Depuis des mois les régions minières d’Espagne, et particulièrement dans les Asturies, connaissent un conflit provoqué par le refus du gouvernement Rajoy de respecter l’accord minier et de maintenir les subventions à l’extraction de charbon qui sont indispensables pour que les entreprises minières continuent à fonctionner ; en effet, étant donné sa rentabilité quasi nulle, cette activité ne subsiste que grâce aux subsides de l’Etat, accordés, de façon toujours plus limitée, depuis les années 80 précisément pour éviter que leur arrêt ne débouche sur un conflit social.

Les travailleurs des mines en grève illimitée dès avant l’été ont recouru à des actions de sabotage continuelles sur les routes des zones touchées, se sont affrontés résolument à la police et à la Guardia Civil et ont même mobilisé en solidarité des villages entiers des régions minières. De leur côté, les entreprises d’extraction du charbon appuient tacitement une lutte qui, si elle était victorieuse, leur permettrait de bénéficier des grasses subventions qui les font vivre. Alors que les prolétaires, et pas seulement ceux qui sont directement employés dans les mines, luttent pour défendre leurs conditions d’existence et emploient des méthodes qui ne respectent pas le cadre de la légalité bourgeoise, les bourgeois semblent encourager un front unique pour obtenir un objectif commun.

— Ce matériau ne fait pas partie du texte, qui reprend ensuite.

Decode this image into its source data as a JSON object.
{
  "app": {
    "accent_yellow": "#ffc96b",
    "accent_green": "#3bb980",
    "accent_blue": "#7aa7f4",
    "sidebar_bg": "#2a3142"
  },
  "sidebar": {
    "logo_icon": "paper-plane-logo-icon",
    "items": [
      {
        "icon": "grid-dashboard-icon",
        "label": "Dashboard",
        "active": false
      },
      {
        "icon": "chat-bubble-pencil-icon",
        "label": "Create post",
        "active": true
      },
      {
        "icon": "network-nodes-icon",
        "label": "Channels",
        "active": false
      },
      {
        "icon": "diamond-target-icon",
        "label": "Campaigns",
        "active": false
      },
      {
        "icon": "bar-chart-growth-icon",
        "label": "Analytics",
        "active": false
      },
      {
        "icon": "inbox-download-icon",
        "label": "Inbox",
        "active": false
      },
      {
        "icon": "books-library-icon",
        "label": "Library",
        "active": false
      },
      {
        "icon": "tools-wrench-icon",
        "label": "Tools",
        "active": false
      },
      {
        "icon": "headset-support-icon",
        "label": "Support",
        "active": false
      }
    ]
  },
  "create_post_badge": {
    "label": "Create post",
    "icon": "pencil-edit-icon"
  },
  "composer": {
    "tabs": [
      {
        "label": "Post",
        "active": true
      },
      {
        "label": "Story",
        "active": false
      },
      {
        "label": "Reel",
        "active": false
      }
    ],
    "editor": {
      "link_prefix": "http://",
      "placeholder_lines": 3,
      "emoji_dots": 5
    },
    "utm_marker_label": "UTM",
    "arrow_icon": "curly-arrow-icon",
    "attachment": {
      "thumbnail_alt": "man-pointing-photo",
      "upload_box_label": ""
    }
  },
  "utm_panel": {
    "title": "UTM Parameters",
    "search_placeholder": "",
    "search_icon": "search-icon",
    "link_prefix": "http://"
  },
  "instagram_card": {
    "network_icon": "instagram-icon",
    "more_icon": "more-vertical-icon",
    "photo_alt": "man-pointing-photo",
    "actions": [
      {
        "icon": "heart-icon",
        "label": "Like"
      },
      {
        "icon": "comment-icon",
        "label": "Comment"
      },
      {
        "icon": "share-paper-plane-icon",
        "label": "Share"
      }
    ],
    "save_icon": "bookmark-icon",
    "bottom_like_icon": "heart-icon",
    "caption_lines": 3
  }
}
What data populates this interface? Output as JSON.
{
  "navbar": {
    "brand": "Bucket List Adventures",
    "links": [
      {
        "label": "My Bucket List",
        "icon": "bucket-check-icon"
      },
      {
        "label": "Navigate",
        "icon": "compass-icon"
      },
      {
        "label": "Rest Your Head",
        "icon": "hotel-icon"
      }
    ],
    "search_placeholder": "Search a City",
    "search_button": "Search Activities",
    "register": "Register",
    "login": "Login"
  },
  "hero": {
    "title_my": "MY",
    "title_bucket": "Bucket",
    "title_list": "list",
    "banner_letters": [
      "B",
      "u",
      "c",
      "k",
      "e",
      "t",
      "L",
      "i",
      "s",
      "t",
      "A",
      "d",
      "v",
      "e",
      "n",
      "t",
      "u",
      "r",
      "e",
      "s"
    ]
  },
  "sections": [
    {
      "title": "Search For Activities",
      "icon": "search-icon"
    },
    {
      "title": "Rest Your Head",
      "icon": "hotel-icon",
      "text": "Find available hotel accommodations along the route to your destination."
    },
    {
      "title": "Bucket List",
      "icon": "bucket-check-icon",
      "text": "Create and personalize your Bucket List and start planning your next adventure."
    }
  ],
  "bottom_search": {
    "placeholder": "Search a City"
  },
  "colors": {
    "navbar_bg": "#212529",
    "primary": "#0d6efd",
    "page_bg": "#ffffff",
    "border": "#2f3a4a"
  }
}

Le conflit des mines en Espagne correspond à une situation enkystée depuis des décennies. L’extraction du charbon est subventionnée pour maintenir la paix sociale dans des régions historiquement frondeuses, où la lutte prolétarienne a connu quelques uns de ses épisodes les plus brillants au cours du XXe siècle. Ces aides étatiques en réalité ne garantissaient pas la permanence de l’extraction du charbon, mais seulement sa disparition «non traumatique» le temps que d’autres activités se développent dans ces régions (ce qui n’a jamais eu lieu : dans les Asturies les seules activités qui sont apparues dans la moribonde région minière ont été des hôtels et… le trafic de cocaïne) ; elles ont cependant créé une sorte d’oasis au milieu de la précarisation progressive du panorama social espagnol à travers le renforcement des institutions du syndicalisme jaune et de l’opportunisme politique (PCE, PSOE…) qui avaient la charge de gérer  les dons de l’Etat en échange du contrôle des tension sociales croissantes à mesure que se rapprochait le noir futur de la disparition des mines.

La crise capitaliste qui frappe l’Espagne a accéléré la fin des activités minières dépendant des subventions : il n’y a plus assez d’argent dans les caisses publiques et il n’y a plus d’autre solution que de supprimer ces subventions. Mais le prix à payer est l’éclatement du conflit social dans les zones en question; les prolétaires de ces régions sont descendus dans la rue avec une force considérable, entraînant derrière eux d’autres groupes de travailleurs (professeurs vacataires, travailleurs des transports, etc.), s’en prenant directement aux bénéfices des capitalistes par le blocage des routes et des puits des mines. En de nombreuses occasions les Forces de Sécurité qui, ces derniers temps étaient plus habituées à matraquer des étudiants qu’à des affrontements réels, ont été étrillées en essayant de mettre fin aux mobilisations des mineurs.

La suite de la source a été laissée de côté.